For Peggy Orenstein, it was one of those books—the kind you keep forever and read again and again. It taught her about dreams, about love, and—in a remarkable plot twist—about the courage it takes to really live.
I happened across Mrs. Mike when I was in sixth grade; it was buried under a stack of tattered comic books in my older brother's room. I'd snuck in there to snoop for contraband issues of National Lampoon, which my mother insisted he hide from me (already possessed of a journalist's curiosity, I took that as a challenge). But Mrs. Mike, with its cover illustration of a parka-clad girl on a dogsled, stopped me. The manila library pocket, its checkout card intact, was stamped SUSAN B. ANTHONY, the Minneapolis junior high my brother had attended. I didn't stop to wonder why he would have boosted a love story, first published in 1947, about a plucky 16-year-old girl who married a Mountie. Figuring that if he'd swiped it, it must be juicy, I hightailed it to my room, slid under the covers of my canopy bed, and dug in.

That was 35 years ago. Mrs. Mike has sat at my bedside ever since—traveling with me from Minnesota to Ohio to New York and, finally, to California. After all this time, it's held together with rubber bands and Scotch tape, the pages weathered and dog-eared. I pick it up about once a year, intending merely to leaf through, and end up as engrossed as the first time I read it; the themes of resilience, a woman's indomitable spirit, of living a life of purpose, and doing so with gusto and courage, still hook me.

A classic girl's adventure yarn, Mrs. Mike is the real-life tale of Katherine Mary O'Fallon, a turn-of-the-last-century Boston lass who, stricken with pleurisy, (one of those literary wasting diseases about which one no longer hears) is sent to Canada to take in the bracing fresh air at her uncle's cattle ranch. She weds Mountie Mike Flannigan after seeing him a mere handful of times and joins him in the wilds of British Columbia. Yet this is no happily-ever-after trifle: Every tender moment is offset by tragedy, every triumph booby-trapped with loss. Kathy announces she's pregnant, and shortly afterward a fire levels her town, destroying her home, incinerating her neighbor's son. In the absence of doctors, Mike must assist in amputating a man's leg (without anesthesia). Tension simmers among whites, "'breeds," and Indians. Mosquitoes drive men mad.

When the couple's own two children perish from diphtheria—a disease that would have been treatable had they lived closer to civilization—Kathy breaks. She leaves Mike to return to Boston. But the harsh country, as much as her husband's love, has changed her, and eventually she goes back. They adopt the children of friends (who also died in the epidemic) and begin again, knowing they may well lose this family too. By the book's final page, Kathy is barely 19 years old.

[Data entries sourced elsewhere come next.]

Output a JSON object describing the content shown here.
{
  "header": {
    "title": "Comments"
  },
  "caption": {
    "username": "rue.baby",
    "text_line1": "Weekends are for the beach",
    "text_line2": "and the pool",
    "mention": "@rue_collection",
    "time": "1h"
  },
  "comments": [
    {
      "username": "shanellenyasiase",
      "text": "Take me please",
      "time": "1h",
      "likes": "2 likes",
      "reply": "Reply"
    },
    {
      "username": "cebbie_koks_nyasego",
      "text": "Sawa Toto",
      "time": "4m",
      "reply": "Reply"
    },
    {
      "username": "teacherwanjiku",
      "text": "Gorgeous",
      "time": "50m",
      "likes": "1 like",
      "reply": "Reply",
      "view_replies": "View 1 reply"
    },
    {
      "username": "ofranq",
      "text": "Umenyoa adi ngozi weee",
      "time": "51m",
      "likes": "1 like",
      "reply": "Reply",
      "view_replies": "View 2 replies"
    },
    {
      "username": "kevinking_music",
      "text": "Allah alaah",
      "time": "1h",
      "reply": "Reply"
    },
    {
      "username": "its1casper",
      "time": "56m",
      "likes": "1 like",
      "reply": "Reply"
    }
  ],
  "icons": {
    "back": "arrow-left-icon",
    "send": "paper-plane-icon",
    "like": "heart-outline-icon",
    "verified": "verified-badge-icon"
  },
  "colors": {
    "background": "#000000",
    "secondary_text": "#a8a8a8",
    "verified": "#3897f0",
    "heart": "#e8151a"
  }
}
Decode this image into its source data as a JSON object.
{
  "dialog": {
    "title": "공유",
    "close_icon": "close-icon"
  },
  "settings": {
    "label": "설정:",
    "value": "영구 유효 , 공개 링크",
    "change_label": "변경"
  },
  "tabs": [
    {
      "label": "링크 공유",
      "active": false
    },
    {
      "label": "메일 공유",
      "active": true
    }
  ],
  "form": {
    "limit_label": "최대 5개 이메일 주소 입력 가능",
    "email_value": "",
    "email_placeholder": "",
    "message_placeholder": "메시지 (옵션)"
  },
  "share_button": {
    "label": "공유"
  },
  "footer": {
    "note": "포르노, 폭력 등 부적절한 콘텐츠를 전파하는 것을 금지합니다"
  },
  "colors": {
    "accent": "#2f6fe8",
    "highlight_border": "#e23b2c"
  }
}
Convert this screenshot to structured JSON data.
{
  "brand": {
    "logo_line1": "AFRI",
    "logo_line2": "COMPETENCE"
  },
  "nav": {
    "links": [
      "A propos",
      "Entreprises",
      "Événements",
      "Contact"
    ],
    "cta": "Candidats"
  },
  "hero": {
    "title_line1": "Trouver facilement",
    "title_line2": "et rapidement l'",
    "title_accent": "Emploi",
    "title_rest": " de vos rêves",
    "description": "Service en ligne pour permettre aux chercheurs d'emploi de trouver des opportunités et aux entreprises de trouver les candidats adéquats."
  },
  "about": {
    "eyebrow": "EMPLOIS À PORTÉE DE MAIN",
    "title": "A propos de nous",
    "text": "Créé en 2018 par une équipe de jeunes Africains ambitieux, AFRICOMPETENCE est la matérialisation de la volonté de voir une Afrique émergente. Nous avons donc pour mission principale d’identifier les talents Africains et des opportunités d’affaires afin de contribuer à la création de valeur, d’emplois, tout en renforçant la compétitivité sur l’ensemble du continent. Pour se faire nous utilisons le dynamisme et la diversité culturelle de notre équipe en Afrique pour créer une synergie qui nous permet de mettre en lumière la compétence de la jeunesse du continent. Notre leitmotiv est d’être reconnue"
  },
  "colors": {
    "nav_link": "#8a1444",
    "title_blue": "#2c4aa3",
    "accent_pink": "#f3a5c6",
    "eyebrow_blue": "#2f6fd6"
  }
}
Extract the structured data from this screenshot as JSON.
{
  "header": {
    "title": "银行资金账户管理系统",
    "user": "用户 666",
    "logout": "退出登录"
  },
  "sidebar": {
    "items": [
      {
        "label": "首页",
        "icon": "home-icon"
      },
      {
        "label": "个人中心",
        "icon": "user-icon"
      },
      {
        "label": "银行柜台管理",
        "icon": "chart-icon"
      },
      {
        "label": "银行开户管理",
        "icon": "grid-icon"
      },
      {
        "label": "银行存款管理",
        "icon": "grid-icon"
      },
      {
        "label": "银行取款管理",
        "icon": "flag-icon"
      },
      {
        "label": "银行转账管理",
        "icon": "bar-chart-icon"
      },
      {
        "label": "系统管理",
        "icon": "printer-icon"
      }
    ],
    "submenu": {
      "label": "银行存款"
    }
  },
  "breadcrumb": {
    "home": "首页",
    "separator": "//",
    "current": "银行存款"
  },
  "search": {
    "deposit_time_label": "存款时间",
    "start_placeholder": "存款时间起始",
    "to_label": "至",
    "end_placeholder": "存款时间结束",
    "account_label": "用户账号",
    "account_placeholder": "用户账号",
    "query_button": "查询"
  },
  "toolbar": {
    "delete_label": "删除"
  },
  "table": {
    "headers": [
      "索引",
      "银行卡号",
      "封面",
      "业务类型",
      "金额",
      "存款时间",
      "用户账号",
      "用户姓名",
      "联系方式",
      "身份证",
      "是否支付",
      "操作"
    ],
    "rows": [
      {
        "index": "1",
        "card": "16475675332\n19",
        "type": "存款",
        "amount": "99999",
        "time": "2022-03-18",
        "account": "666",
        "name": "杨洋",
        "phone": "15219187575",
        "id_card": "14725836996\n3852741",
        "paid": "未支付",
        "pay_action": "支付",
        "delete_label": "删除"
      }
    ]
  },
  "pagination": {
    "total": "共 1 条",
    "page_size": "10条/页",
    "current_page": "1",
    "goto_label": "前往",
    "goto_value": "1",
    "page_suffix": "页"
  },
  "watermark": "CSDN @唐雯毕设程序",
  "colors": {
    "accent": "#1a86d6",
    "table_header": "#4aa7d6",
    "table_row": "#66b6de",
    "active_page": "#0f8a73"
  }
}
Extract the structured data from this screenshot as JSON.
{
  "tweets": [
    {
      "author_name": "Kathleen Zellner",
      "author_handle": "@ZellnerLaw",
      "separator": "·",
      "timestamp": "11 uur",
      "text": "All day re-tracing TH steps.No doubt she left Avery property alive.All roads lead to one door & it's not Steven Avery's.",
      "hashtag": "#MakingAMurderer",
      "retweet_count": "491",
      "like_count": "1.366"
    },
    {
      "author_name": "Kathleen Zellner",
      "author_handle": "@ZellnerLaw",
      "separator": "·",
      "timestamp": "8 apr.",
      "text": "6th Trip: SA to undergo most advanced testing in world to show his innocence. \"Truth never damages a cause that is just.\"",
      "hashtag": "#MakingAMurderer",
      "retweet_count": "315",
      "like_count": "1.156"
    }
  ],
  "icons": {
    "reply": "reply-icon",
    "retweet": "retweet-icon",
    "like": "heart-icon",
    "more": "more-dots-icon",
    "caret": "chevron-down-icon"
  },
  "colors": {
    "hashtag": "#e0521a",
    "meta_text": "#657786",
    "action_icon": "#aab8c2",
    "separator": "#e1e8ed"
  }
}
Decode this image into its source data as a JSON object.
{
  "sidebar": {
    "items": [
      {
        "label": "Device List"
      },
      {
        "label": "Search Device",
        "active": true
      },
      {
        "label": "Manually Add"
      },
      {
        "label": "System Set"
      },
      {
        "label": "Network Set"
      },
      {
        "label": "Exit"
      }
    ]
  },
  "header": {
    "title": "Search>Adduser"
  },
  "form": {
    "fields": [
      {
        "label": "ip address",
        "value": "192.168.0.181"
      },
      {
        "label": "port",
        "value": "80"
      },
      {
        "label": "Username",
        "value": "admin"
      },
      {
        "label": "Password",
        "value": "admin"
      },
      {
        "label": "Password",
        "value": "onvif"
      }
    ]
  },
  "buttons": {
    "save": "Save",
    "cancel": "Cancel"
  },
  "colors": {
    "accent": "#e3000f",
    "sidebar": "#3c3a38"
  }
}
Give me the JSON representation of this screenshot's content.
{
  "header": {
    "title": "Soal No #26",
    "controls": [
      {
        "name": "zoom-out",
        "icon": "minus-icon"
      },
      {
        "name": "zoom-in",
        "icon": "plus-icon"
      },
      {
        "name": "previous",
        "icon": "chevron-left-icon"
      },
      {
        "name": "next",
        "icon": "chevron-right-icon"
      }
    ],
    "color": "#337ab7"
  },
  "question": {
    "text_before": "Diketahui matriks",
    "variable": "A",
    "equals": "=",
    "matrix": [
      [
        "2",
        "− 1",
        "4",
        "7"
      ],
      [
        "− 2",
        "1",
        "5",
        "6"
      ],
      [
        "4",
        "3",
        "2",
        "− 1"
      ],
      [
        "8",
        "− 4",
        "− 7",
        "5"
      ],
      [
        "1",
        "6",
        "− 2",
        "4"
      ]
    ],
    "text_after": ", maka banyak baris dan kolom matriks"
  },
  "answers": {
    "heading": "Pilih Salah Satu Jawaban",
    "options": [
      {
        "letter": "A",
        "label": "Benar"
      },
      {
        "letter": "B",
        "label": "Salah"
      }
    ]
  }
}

As a girl, I was inspired by Kathy's determination. It was the early 1970s, and the feminist movement was crashing headlong into the traditional expectations I'd been raised with. I knew I wanted something different for myself, and even if I wasn't sure what that might be, I suspected that it would involve breaking free of my family and community as Kathy had. She had defied convention and her mother, leaving behind everything she knew, perhaps forever, for a questionable future. True, she was simply following her man (the book isn't called Ms. Kathy, after all). But given the parameters and proprieties of the time—before meeting Mike, she'd never even worn pants—hers was a radical act. I wanted to be that fearless, that confident of my convictions, that willing to create a life on my own terms. It was Kathy I thought of at 21, when my father warned me that I'd never make it as a writer. It was Kathy I thought of when I quit my day job with no money in the bank. It was Kathy I thought of when I moved to San Francisco, where I didn't know a soul.